QUARTA-FEIRA a Lua digladia de vez na Grande Cruz com urano e Plutão. A Lua cutuca Quíron em Peixes e ainda acena para Júpiter em Leão, enquanto cochicha com Mercúrio retrógrado, com ares de conspiração. Com uma ferocidade insuspeita para Libra, resolvemos peitar os problemas e lidar com eles de frente, dando arremates finais e tiros de misericórdia em situações arquejantes que precisam ser definitivamente aniquiladas e sem direito a retornar para nos assombrar depois. Dia perfeito para tirar uns minutinhos para meditar e tentar escutar as ultimas descobertas e reflexões mercuriais sussurradas pelo Trickester.

A QUINTA-FEIRA começa intensa com a entrada do Sol em Escorpião às 9:58 e essa tensão vai crescendo durante o dia, adquirindo magnetismo, força e calibre com a entrada de Vênus também neste signo, e culminando com a Lua Nova e Eclipse Solar em Escorpião, às 19:56.  Um eclipse em Escorpião coloca os relacionamentos novamente na berlinda, desta vez de outra perspectiva, a dos valores compartilhados e a da intimidade. Um eclipse sempre traz a oportunidade de transmutação de formas antigas de vida, especialmente quando se dá em Escorpião. Purgação, eliminação e regeneração estão na ordem do ciclo que se inicia.  

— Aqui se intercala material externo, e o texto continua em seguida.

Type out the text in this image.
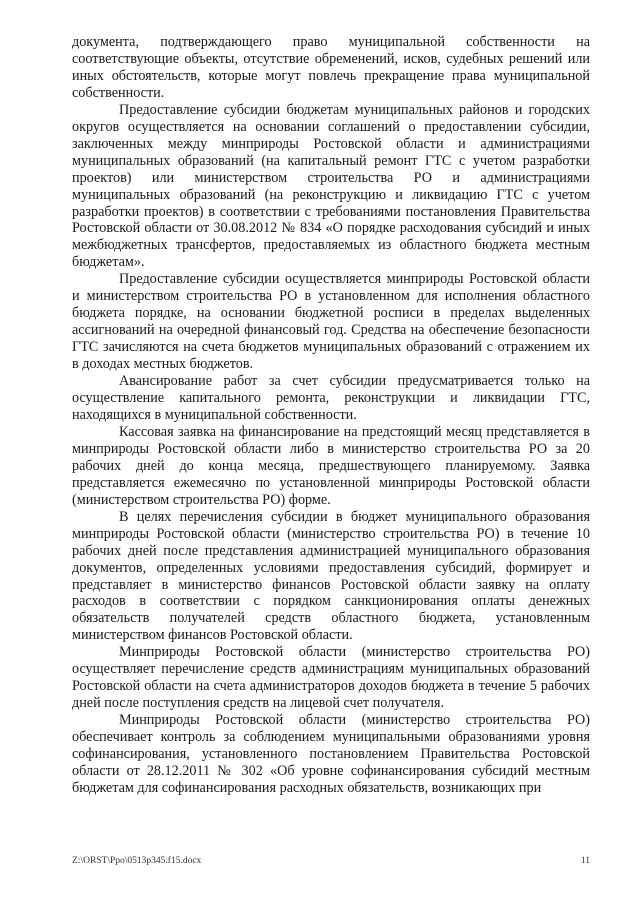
документа, подтверждающего право муниципальной собственности на соответствующие объекты, отсутствие обременений, исков, судебных решений или иных обстоятельств, которые могут повлечь прекращение права муниципальной собственности.

Предоставление субсидии бюджетам муниципальных районов и городских округов осуществляется на основании соглашений о предоставлении субсидии, заключенных между минприроды Ростовской области и администрациями муниципальных образований (на капитальный ремонт ГТС с учетом разработки проектов) или министерством строительства РО и администрациями муниципальных образований (на реконструкцию и ликвидацию ГТС с учетом разработки проектов) в соответствии с требованиями постановления Правительства Ростовской области от 30.08.2012 № 834 «О порядке расходования субсидий и иных межбюджетных трансфертов, предоставляемых из областного бюджета местным бюджетам».

Предоставление субсидии осуществляется минприроды Ростовской области и министерством строительства РО в установленном для исполнения областного бюджета порядке, на основании бюджетной росписи в пределах выделенных ассигнований на очередной финансовый год. Средства на обеспечение безопасности ГТС зачисляются на счета бюджетов муниципальных образований с отражением их в доходах местных бюджетов.

Авансирование работ за счет субсидии предусматривается только на осуществление капитального ремонта, реконструкции и ликвидации ГТС, находящихся в муниципальной собственности.

Кассовая заявка на финансирование на предстоящий месяц представляется в минприроды Ростовской области либо в министерство строительства РО за 20 рабочих дней до конца месяца, предшествующего планируемому. Заявка представляется ежемесячно по установленной минприроды Ростовской области (министерством строительства РО) форме.

В целях перечисления субсидии в бюджет муниципального образования минприроды Ростовской области (министерство строительства РО) в течение 10 рабочих дней после представления администрацией муниципального образования документов, определенных условиями предоставления субсидий, формирует и представляет в министерство финансов Ростовской области заявку на оплату расходов в соответствии с порядком санкционирования оплаты денежных обязательств получателей средств областного бюджета, установленным министерством финансов Ростовской области.

Минприроды Ростовской области (министерство строительства РО) осуществляет перечисление средств администрациям муниципальных образований Ростовской области на счета администраторов доходов бюджета в течение 5 рабочих дней после поступления средств на лицевой счет получателя.

Минприроды Ростовской области (министерство строительства РО) обеспечивает контроль за соблюдением муниципальными образованиями уровня софинансирования, установленного постановлением Правительства Ростовской области от 28.12.2011 № 302 «Об уровне софинансирования субсидий местным бюджетам для софинансирования расходных обязательств, возникающих при

Z:\ORST\Ppo\0513p345.f15.docx	11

Nova e ainda em Escorpião, a Lua sai para sua próxima viagem, para coletar informações para seu Senhor Sol. Na SEXTA-FEIRA ela faz trígono com Netuno em Peixes, sextil a Plutão em Capricórnio e quincunce a Urano em Áries. Sol e Vênus, juntinhos, começam também um trígono a Netuno. Um dia de grande introspecção, em que nossa sensibilidade ainda está bastante aflorada. Argutos, sagazes, preparamos nossas estratégias do ciclo. Dia para matutar sobre as coisas, no segredo do coração, sem se espalhar. O Segredo é a alma do negócio!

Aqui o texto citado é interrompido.